I got a license for Component One XAP optimizer and thought of give a world and see how much size reduction happens. I pass the current XAP as the input and it can generate new XAP file or override the existing one. Here is the result of the XAP optimization.


The new file size is 336KB, more than 50% size reduction. In this approach the files are still in single XAP file and there are no external files to download. What I attempted was a very simple solution, it seems it has lot more features that you could use for more complex projects.

2. Using Visual Studio XAP optimization using application library caching:

From SL3 and forward,  there is a way we can optimize the XAP files by removing the system and third party controls from the required elements of XAP. You can read more about how it is done in Tim’s blog. Using that approach I was able to get the XAP file size reduced to 229KB. All the required dlls are separated out to its on ZIP files.

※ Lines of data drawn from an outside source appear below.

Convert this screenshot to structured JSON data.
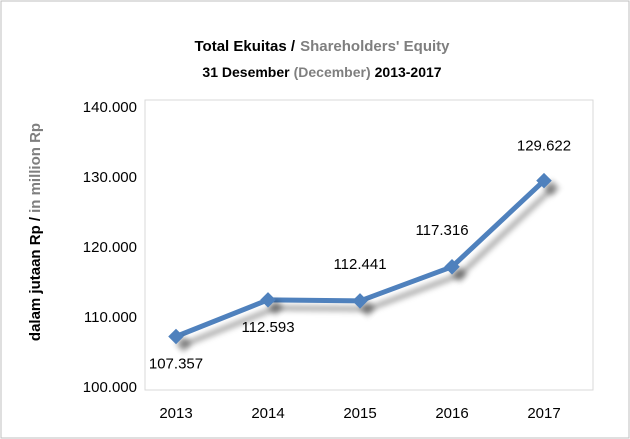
{
  "chart_data": {
    "type": "line",
    "title": [
      "Total Ekuitas /",
      "Shareholders' Equity"
    ],
    "subtitle": [
      "31 Desember",
      "(December)",
      "2013-2017"
    ],
    "y_label": [
      "dalam jutaan Rp /",
      "in million Rp"
    ],
    "categories": [
      "2013",
      "2014",
      "2015",
      "2016",
      "2017"
    ],
    "series": [
      {
        "name": "Total Ekuitas",
        "color": "#4f81bd",
        "values": [
          107357,
          112593,
          112441,
          117316,
          129622
        ],
        "value_labels": [
          "107.357",
          "112.593",
          "112.441",
          "117.316",
          "129.622"
        ]
      }
    ],
    "ylim": [
      100000,
      140000
    ],
    "yticks": [
      {
        "value": 100000,
        "label": "100.000"
      },
      {
        "value": 110000,
        "label": "110.000"
      },
      {
        "value": 120000,
        "label": "120.000"
      },
      {
        "value": 130000,
        "label": "130.000"
      },
      {
        "value": 140000,
        "label": "140.000"
      }
    ],
    "grid": false
  }
}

[Following was incorrect. As of now, following combination broke the Silverlight application. Once I know why it is not working, I will update here.]

3. Using Component One Optimization on top Visual Studio optimization:

As you have guessed, we should be able apply C1 optimization and get a better initial performance. With the optimization applied the XAP file size reduced to 166KB.

I am really happy with the overall size reduction from 880KB to 166KB. If any of you have any other better way of doing optimization, would love to hear it.